J’aimerai répondre aux arguments du PLR qui s’engage pour le refus de l’initiative pour des multinationales responsables (lettre de lecteur du jeudi 19 nov.).
Chacun des arguments avancés par le PLR peut être démenti:
1. «L’initiative nuirait aux PME suisses»: les opposants à l’initiative entament là une manœuvre de diversion, en affirmant que 80’000 PME sont concernées par l’initiative, ce qui est faux. L’initiative veut remédier à l’absence de responsabilité de seulement quelques grands groupes internationaux comme Glencore ou Syngenta. Hans-Ulrich Bigler, directeur de l’Union suisse des arts et métiers, a lui-même déclaré que les affirmations du lobby des multinationales sont «absurdes». Les 80’000 PME suisses ne sont pas concernées à quelques rares exceptions; la plupart des multinationales respectent les règles. Mais certaines se moquent des standards environnementaux et ignorent les droits humains. Seules ces multinationales-là seront concernées pour des dommages causés par elle-même ou par leurs filiales.
«Aucun autre Etat n’appliquerait ce renversement du fardeau de la preuve qui fait que des entreprises suisses pourraient être traînée devant un tribunal suisse en raison du comportement de leur filiale à l’étranger»:
Plusieurs Etats ont déjà introduit dans leur législation des éléments du devoir de diligence. Un nombre croissant de pays auront bientôt concrétisé un ensemble de mesures volontaires ou obligatoires recommandées par l’ONU. Si la Suisse n’agit pas, elle risque d’attirer des sociétés en quête d’espaces non régulés pour poursuivre leurs activités douteuses.
D’autre part, «l’affirmation du renversement du fardeau de la preuve» est fausse: la charge de la preuve reste telle qu’elle est déjà en Suisse: les plaignant-e-s
doivent prouver le dommage, la violation d’une loi ou d’un standard, le lien de causalité et le contrôle de la filiale de la multinationale.

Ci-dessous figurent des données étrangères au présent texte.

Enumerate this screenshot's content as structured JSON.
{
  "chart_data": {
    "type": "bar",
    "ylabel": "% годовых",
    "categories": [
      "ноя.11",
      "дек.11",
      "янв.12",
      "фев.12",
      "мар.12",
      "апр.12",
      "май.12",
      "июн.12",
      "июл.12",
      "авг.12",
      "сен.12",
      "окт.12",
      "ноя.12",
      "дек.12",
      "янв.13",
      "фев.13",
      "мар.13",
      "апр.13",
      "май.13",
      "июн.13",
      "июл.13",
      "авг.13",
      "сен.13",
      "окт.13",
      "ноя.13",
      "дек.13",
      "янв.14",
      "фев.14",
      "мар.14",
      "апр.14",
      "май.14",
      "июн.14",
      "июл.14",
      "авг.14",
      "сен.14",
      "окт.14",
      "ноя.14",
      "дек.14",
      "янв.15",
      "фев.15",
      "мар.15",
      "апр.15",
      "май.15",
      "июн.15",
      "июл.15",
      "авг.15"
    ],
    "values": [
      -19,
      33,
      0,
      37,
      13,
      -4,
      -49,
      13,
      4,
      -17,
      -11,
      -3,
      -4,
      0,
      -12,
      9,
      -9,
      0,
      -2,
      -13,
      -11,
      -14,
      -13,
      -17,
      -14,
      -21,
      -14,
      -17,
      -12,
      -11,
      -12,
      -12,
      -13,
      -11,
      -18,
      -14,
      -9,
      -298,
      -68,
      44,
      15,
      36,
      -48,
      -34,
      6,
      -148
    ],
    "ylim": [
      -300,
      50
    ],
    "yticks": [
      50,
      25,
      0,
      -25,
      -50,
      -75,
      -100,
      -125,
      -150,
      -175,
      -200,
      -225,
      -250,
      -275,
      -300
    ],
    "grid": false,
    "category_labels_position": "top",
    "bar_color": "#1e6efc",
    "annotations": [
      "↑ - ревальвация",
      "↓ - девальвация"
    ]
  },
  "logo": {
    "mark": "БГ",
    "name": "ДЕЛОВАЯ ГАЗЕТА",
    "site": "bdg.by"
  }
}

Si le siège suisse de la multinationale a pris les mesures adéquates pour éviter le dommage, la demande est rejetée. Les multinationales ne seront tenues responsables que pour des dommages causés par elle-même ou par leurs filiales.
«Cette initiative pénaliserait notre économie»: l’image de quelques multinationales suisses s’appuyant sur le travail des enfants et polluant des rivières pénalisera davantage notre économie; à l’avenir, dans notre monde globalisé, le peuple suisse connaîtra toujours davantage l’impact désastreux de quelques multinationales n’assumant pas leurs responsabilités. J’invite en ce sens les lecteurs de la FAVJ à découvrir l’enquête d’une ONG suisse, Public Eye, sur les oubliés de la mine de Porto en Bolivie:
https://stories.publiceye.ch
/glencorebolivie/
Le contre projet proposé n’oblige en rien les quelques multinationales qui violent les droits de l’homme et font des dégâts à l’environnement à prendre leurs responsabilités.
Les quelques multinationales peu scrupuleuses profitent en effet de la
situation dans les pays qui ne disposent pas d’un système judiciaire fonctionnel. Elles s’appuient sur le travail des enfants ou détruisent l’environnement sans craindre les conséquences. Elles n’hésitent d’ailleurs pas à recourir au droit international lorsque leurs intérêts sont lésés à l’étranger comme le révèle un article du Temps dans son édition du 20 nov.
En bref, les mesures volontaires ne suffisent pas.
Avec des personnes de tous les partis politiques, d’ONG, d’organismes d’entraide, des Eglises catholiques et protestantes, je voterai oui à cette initiative nécessaire.